Tercer ingrediente: Imágenes de alta resolución. Las lentes gravitatorias son un fenómeno sutil, y para estudiarlas se necesitan imágenes detalladas. Las observaciones de Hubble permitieron al equipo estudiar la deformación exacta de numerosas galaxias con lentes gravitatorias. Esto, a su vez, revela dónde se sitúan los filamentos ocultos de materia oscura. “El reto”, explica el coautor Jean-Paul Kneib (LAM, Francia), “era encontrar un modelo de la forma del cúmulo que encajase con todas las características de las lentes que habíamos observado”.

Por último: Las medidas de distancias y movimientos. Las observaciones de Hubble del cúmulo dan el mejor mapa bidimensional del filamento hasta el momento, pero para ver su forma en 3D se requería de observaciones adicionales. Las imágenes a color, así como las velocidades medidas para las galaxias mediante espectrómetros, usando datos de los telescopios Subaru, CFHT, WM Keck, y Géminis Norte (todos en Mauna Kea, Hawái), permitieron al equipo situar miles de galaxias dentro del filamento y detectar los movimientos de muchas de ellas.

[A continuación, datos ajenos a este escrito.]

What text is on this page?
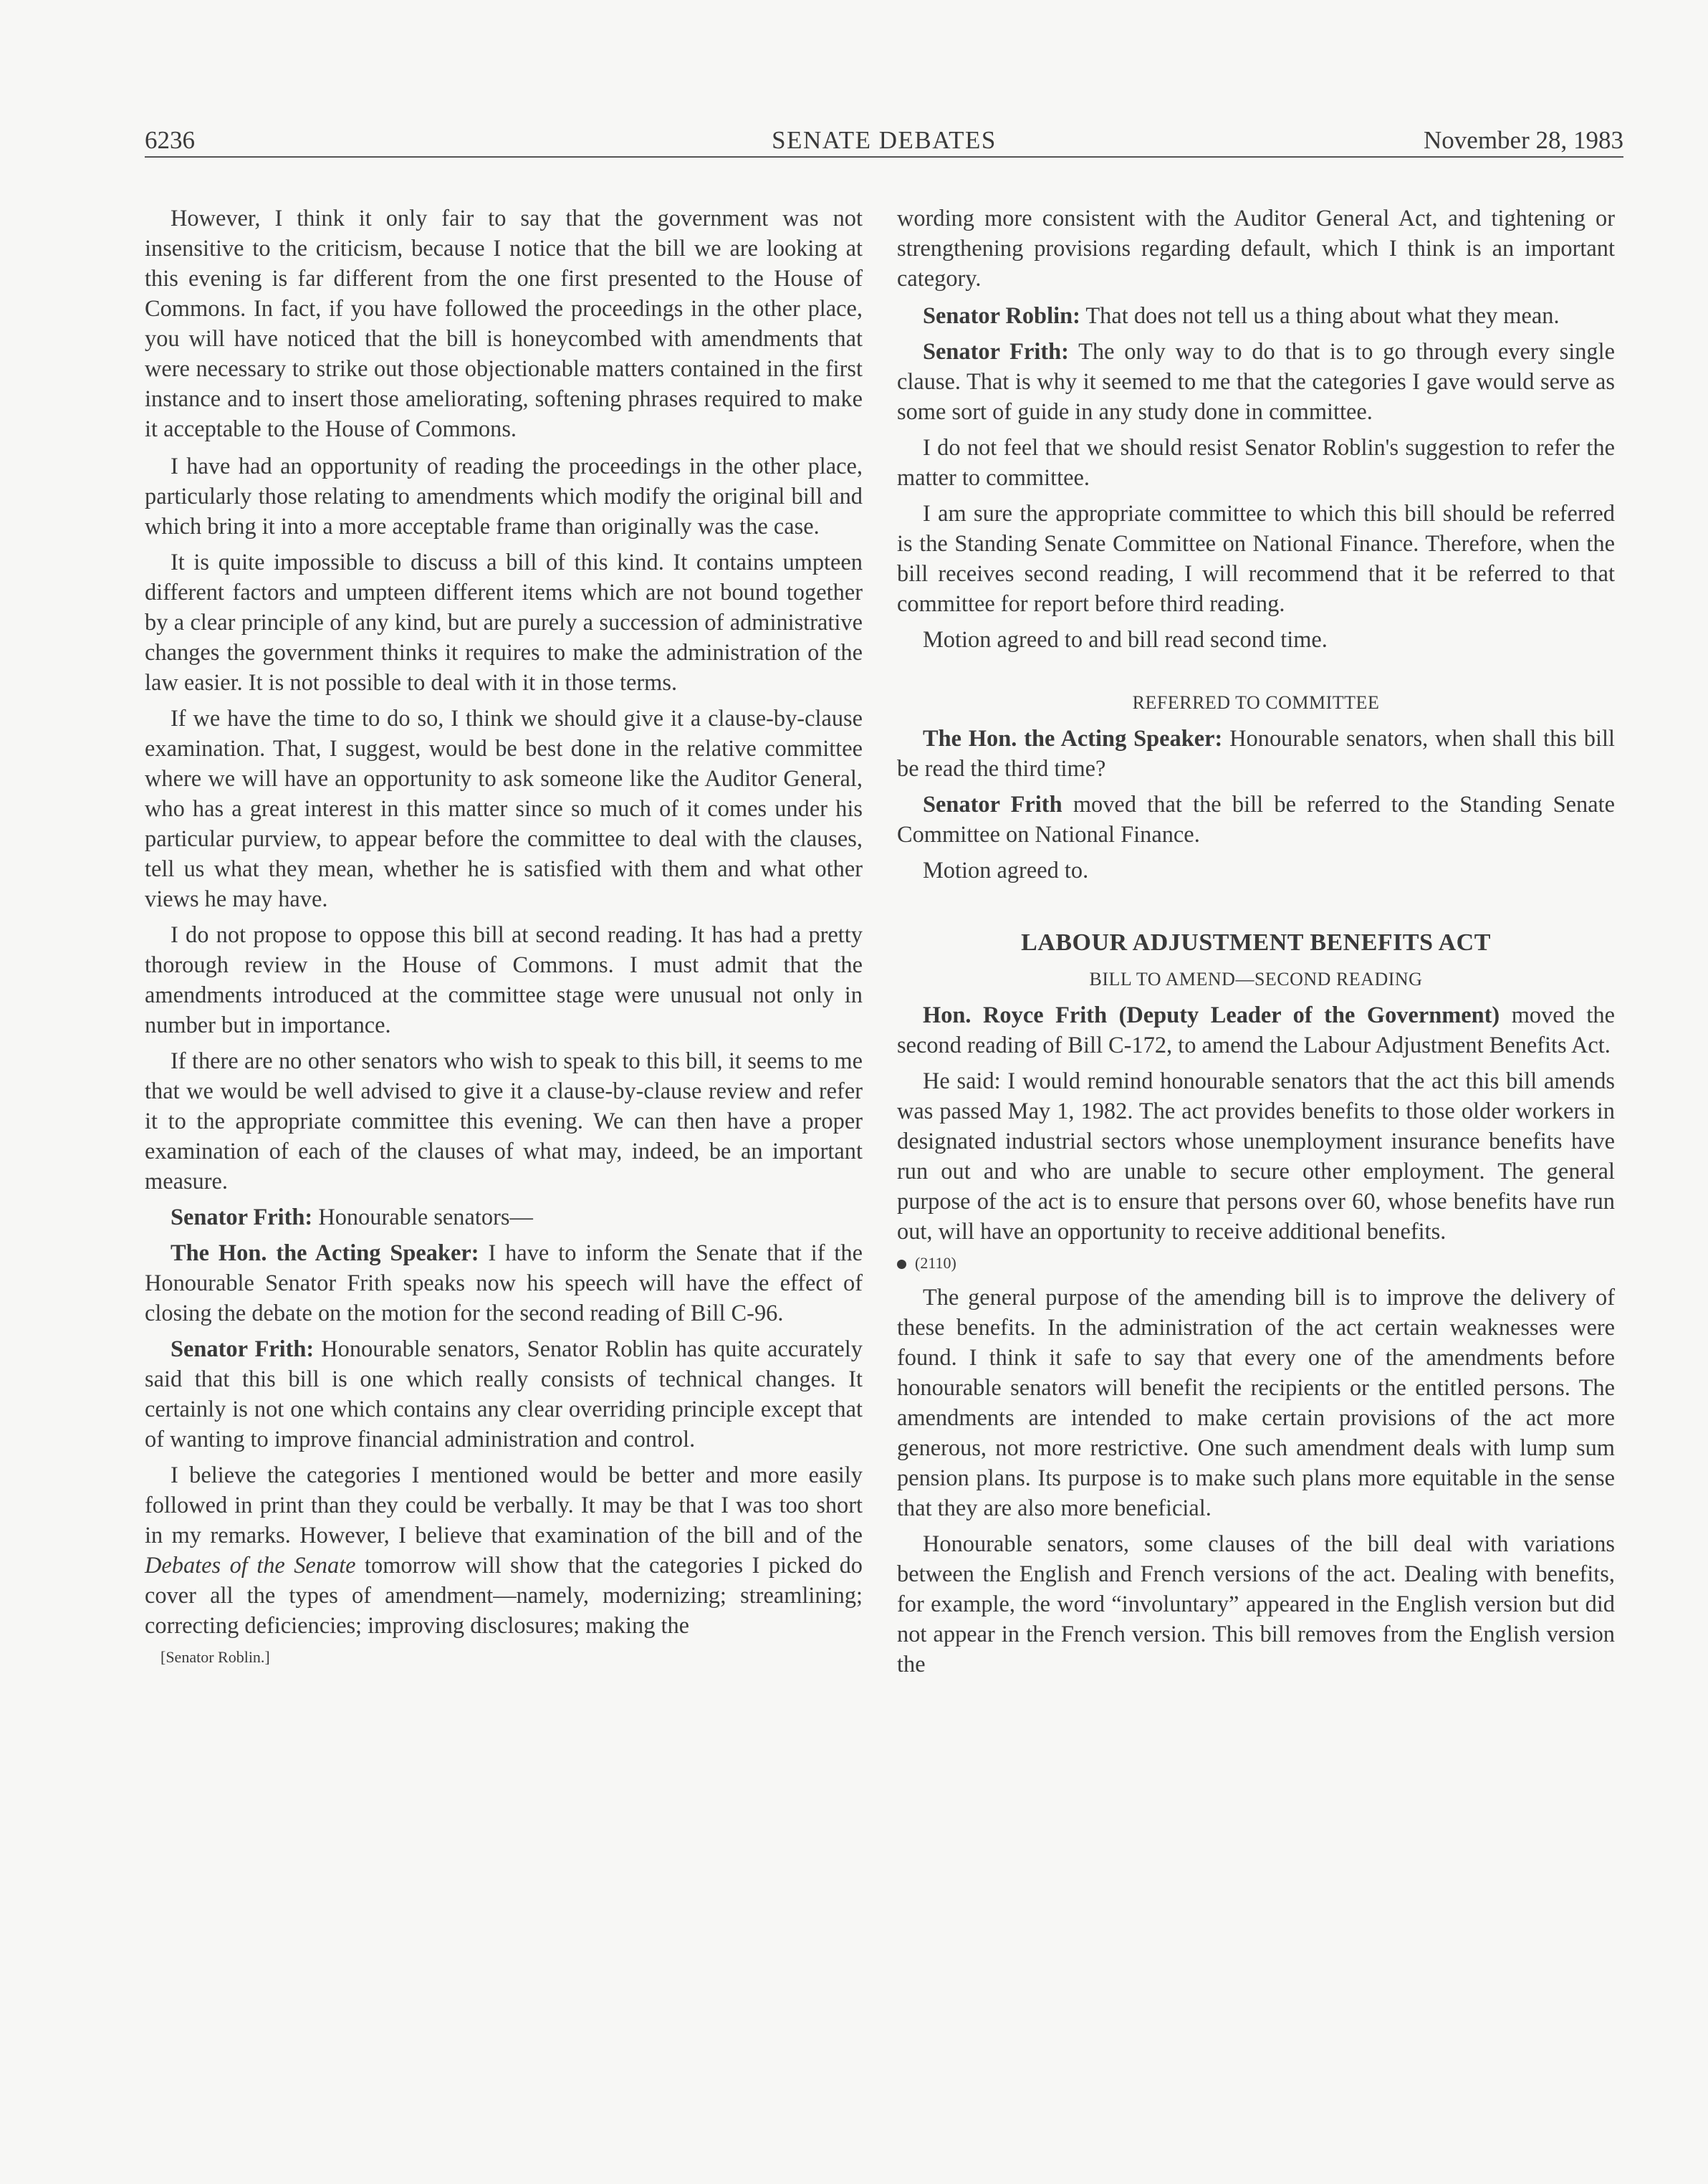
6236	SENATE DEBATES	November 28, 1983

However, I think it only fair to say that the government was not insensitive to the criticism, because I notice that the bill we are looking at this evening is far different from the one first presented to the House of Commons. In fact, if you have followed the proceedings in the other place, you will have noticed that the bill is honeycombed with amendments that were necessary to strike out those objectionable matters contained in the first instance and to insert those ameliorating, softening phrases required to make it acceptable to the House of Commons.

I have had an opportunity of reading the proceedings in the other place, particularly those relating to amendments which modify the original bill and which bring it into a more acceptable frame than originally was the case.

It is quite impossible to discuss a bill of this kind. It contains umpteen different factors and umpteen different items which are not bound together by a clear principle of any kind, but are purely a succession of administrative changes the government thinks it requires to make the administration of the law easier. It is not possible to deal with it in those terms.

If we have the time to do so, I think we should give it a clause-by-clause examination. That, I suggest, would be best done in the relative committee where we will have an opportunity to ask someone like the Auditor General, who has a great interest in this matter since so much of it comes under his particular purview, to appear before the committee to deal with the clauses, tell us what they mean, whether he is satisfied with them and what other views he may have.

I do not propose to oppose this bill at second reading. It has had a pretty thorough review in the House of Commons. I must admit that the amendments introduced at the committee stage were unusual not only in number but in importance.

If there are no other senators who wish to speak to this bill, it seems to me that we would be well advised to give it a clause-by-clause review and refer it to the appropriate committee this evening. We can then have a proper examination of each of the clauses of what may, indeed, be an important measure.

Senator Frith: Honourable senators—

The Hon. the Acting Speaker: I have to inform the Senate that if the Honourable Senator Frith speaks now his speech will have the effect of closing the debate on the motion for the second reading of Bill C-96.

Senator Frith: Honourable senators, Senator Roblin has quite accurately said that this bill is one which really consists of technical changes. It certainly is not one which contains any clear overriding principle except that of wanting to improve financial administration and control.

I believe the categories I mentioned would be better and more easily followed in print than they could be verbally. It may be that I was too short in my remarks. However, I believe that examination of the bill and of the Debates of the Senate tomorrow will show that the categories I picked do cover all the types of amendment—namely, modernizing; streamlining; correcting deficiencies; improving disclosures; making the

[Senator Roblin.]

wording more consistent with the Auditor General Act, and tightening or strengthening provisions regarding default, which I think is an important category.

Senator Roblin: That does not tell us a thing about what they mean.

Senator Frith: The only way to do that is to go through every single clause. That is why it seemed to me that the categories I gave would serve as some sort of guide in any study done in committee.

I do not feel that we should resist Senator Roblin's suggestion to refer the matter to committee.

I am sure the appropriate committee to which this bill should be referred is the Standing Senate Committee on National Finance. Therefore, when the bill receives second reading, I will recommend that it be referred to that committee for report before third reading.

Motion agreed to and bill read second time.

REFERRED TO COMMITTEE

The Hon. the Acting Speaker: Honourable senators, when shall this bill be read the third time?

Senator Frith moved that the bill be referred to the Standing Senate Committee on National Finance.

Motion agreed to.

LABOUR ADJUSTMENT BENEFITS ACT

BILL TO AMEND—SECOND READING

Hon. Royce Frith (Deputy Leader of the Government) moved the second reading of Bill C-172, to amend the Labour Adjustment Benefits Act.

He said: I would remind honourable senators that the act this bill amends was passed May 1, 1982. The act provides benefits to those older workers in designated industrial sectors whose unemployment insurance benefits have run out and who are unable to secure other employment. The general purpose of the act is to ensure that persons over 60, whose benefits have run out, will have an opportunity to receive additional benefits.

(2110)

The general purpose of the amending bill is to improve the delivery of these benefits. In the administration of the act certain weaknesses were found. I think it safe to say that every one of the amendments before honourable senators will benefit the recipients or the entitled persons. The amendments are intended to make certain provisions of the act more generous, not more restrictive. One such amendment deals with lump sum pension plans. Its purpose is to make such plans more equitable in the sense that they are also more beneficial.

Honourable senators, some clauses of the bill deal with variations between the English and French versions of the act. Dealing with benefits, for example, the word “involuntary” appeared in the English version but did not appear in the French version. This bill removes from the English version the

Se construyó un modelo que combinase información posicional y de velocidad para todas esas galaxias y reveló la forma en 3D y la orientación de la estructura filamentosa. Como resultado, el equipo pudo medir las propiedades reales de esta esquiva estructura sin las incertidumbres y sesgos que aparecen en la proyección de la misma en dos dimensiones, como se suele hacer en tales análisis.

Los resultados obtenidos empujan los límites de las predicciones realizadas por el trabajo teórico y las simulaciones numéricas de la red cósmica. Con una extensión de al menos 60 millones de años luz, el filamento MACS J0717 es enorme incluso para las escalas astronómicas. Y si el contenido en masa medido por el equipo puede tomarse como muestra representativa de los filamentos cerca de los cúmulos gigantes, entonces estos difusos vínculos entre los nodos de la red cósmica pueden contener aún más masa (en forma de materia oscura) de lo que predicen los teóricos. Hasta más de la mitad de toda la masa del universo puede estar oculta en estas estructuras.

El próximo Telescopio Espacial James Webb de NASA/ESA/CSA, con fecha prevista para su lanzamiento en 2018, será una potente herramienta para detectar filamentos en la red cósmica, gracias a su mayor sensibilidad.